Dr Mathuki also acknowledged the critical role played by Tanzania peace and security in East Africa, adding that the country’s role had been crucial in the area of Conflict Prevention, Management and Resolution.
“Tanzania has been the home of Burundian and other refugees for a long time,” he said. “The peaceful conclusion of the 2020 election has led to the commencement of the peaceful return of Burundian refugees, a process that is still underway.”
The country also hosts the East African Kiswahili Commission (EAKC), which is based in the island nation of Zanzibar.
Tanzania, Kenya to exchange wild animals to boost reproduction
Tanzania and Kenya have agreed to exchange roan antelopes and female black rhinoceros in a move aimed at boosting the reproduction of the two species.
President Samia Suluhu Hassan said during a State House function over the weekend that Tanzania will offer Kenya 20 roan antelopes at a request by visiting Kenyan President Uhuru Kenyatta.
Speaking after talks between the two leaders in the day, President Samia said: “Tanzania will deliver the 20 roan antelopes to Kenya before Christmas.”
Tanzania has currently about 4,000 roan antelopes while Kenya has only 12 of the species, according to President Samia.
Samia also said President Kenyatta had accepted Tanzania’s request for black female rhinoceros that will be sent to the Serengeti National Park and the Ngorongoro Conservation Area where there are two black male rhinoceros to boost reproduction.
President Kenyatta who was on a two-day official visit to Tanzania starting Thursday confirmed President Samia’s announcement about Kenya having accepted Tanzania’s request for female black rhinos to boost reproduction. He did not mention the number of female black rhinoceros to be sent to Tanzania.
“The offer will help to restore the number of roan antelopes and boost the tourism industry,” said the Kenyan leader, thanking Tanzania for supplying his country with the 20 roan antelopes.
Kenya, Tanzania sign eight bilateral pacts following Kenyatta, Suluhu talks
Kenya and Tanzania on Friday signed eight bilateral agreements following talks between President Samia Suluhu and her Kenyan counterpart Uhuru Kenyatta, who was on a two-day visit to Dar es Salaam.
The bilateral pacts include agreements on mutual legal assistance, extradition and transfer of sentenced persons as well as memoranda of understanding (MOUs) on immigration, correctional services and animal health.

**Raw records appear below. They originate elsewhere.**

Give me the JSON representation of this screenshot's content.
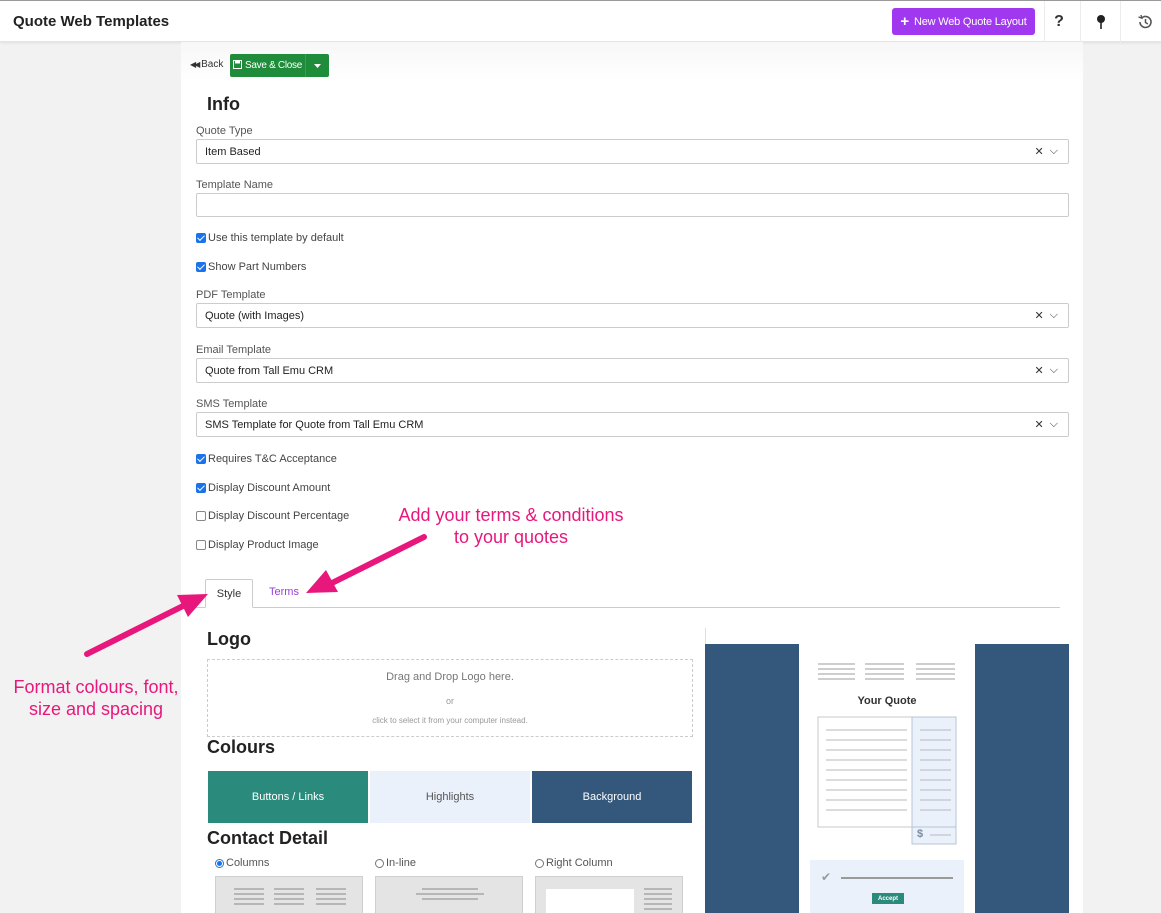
{
  "header": {
    "title": "Quote Web Templates",
    "new_button": "New Web Quote Layout",
    "help_icon": "?"
  },
  "toolbar": {
    "back": "Back",
    "save_close": "Save & Close"
  },
  "info": {
    "title": "Info",
    "quote_type": {
      "label": "Quote Type",
      "value": "Item Based"
    },
    "template_name": {
      "label": "Template Name",
      "value": ""
    },
    "use_default": {
      "label": "Use this template by default",
      "checked": true
    },
    "show_part_numbers": {
      "label": "Show Part Numbers",
      "checked": true
    },
    "pdf_template": {
      "label": "PDF Template",
      "value": "Quote (with Images)"
    },
    "email_template": {
      "label": "Email Template",
      "value": "Quote from Tall Emu CRM"
    },
    "sms_template": {
      "label": "SMS Template",
      "value": "SMS Template for Quote from Tall Emu CRM"
    },
    "requires_tc": {
      "label": "Requires T&C Acceptance",
      "checked": true
    },
    "display_discount_amount": {
      "label": "Display Discount Amount",
      "checked": true
    },
    "display_discount_percentage": {
      "label": "Display Discount Percentage",
      "checked": false
    },
    "display_product_image": {
      "label": "Display Product Image",
      "checked": false
    }
  },
  "tabs": [
    {
      "label": "Style",
      "active": true
    },
    {
      "label": "Terms",
      "active": false
    }
  ],
  "style": {
    "logo": {
      "title": "Logo",
      "drop_text": "Drag and Drop Logo here.",
      "or_text": "or",
      "click_text": "click to select it from your computer instead."
    },
    "colours": {
      "title": "Colours",
      "items": [
        {
          "label": "Buttons / Links",
          "bg": "#2a8a7c",
          "fg": "#ffffff"
        },
        {
          "label": "Highlights",
          "bg": "#eaf1fb",
          "fg": "#555555"
        },
        {
          "label": "Background",
          "bg": "#34577c",
          "fg": "#ffffff"
        }
      ]
    },
    "contact_detail": {
      "title": "Contact Detail",
      "options": [
        {
          "label": "Columns",
          "selected": true
        },
        {
          "label": "In-line",
          "selected": false
        },
        {
          "label": "Right Column",
          "selected": false
        }
      ]
    }
  },
  "preview": {
    "heading": "Your Quote",
    "currency_symbol": "$",
    "accept_label": "Accept"
  },
  "annotations": {
    "terms_note": [
      "Add your terms & conditions",
      "to your quotes"
    ],
    "style_note": [
      "Format colours, font,",
      "size and spacing"
    ]
  },
  "colors": {
    "accent_purple": "#a038f0",
    "save_green": "#1e8c3a",
    "annotation_pink": "#e8177c",
    "checkbox_blue": "#1a73e8"
  }
}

Others are MOUs on cooperation between Kenya Investment Authority and Tanzania Investment Centre as well as housing and urban development.
“We have had an opportunity to hold bilateral talks on issues concerning our two nations and agreed to work closely to foster our relations so as to attain our shared vision for prosperity of our people,” President Kenyatta said after witnessing the signing of the agreements.
Kenyatta was meeting Suluhu for the second time in eight months, having also met in Nairobi in May.
The two leaders have been working to thaw tensions that had been brewing under President John Pombe Magufuli, following disagreements on travel restrictions between the two countries.
In his remarks on Friday, Kenyatta commended a joint team of Kenyan and Tanzanian trade experts whose work in recent months, he said, had helped resolve most of the non-tariff barriers that hindered cross-border trade between the two countries in the past.
On her part, President Samia thanked Kenyatta for honouring her invitation to attend the 60th anniversary of Tanzania’s independence.
The Tanzanian Head of State echoed her Kenyan counterpart’s sentiments on improving cross-border trade between the two East African economies due to the removal of most of the identified non-tariff barriers.
“I commend the JCC for speedily resolving 46 out of 64 non-tariff barriers that existed and I am sure the remaining ones will soon be resolved so that people can continue with their businesses,” she said.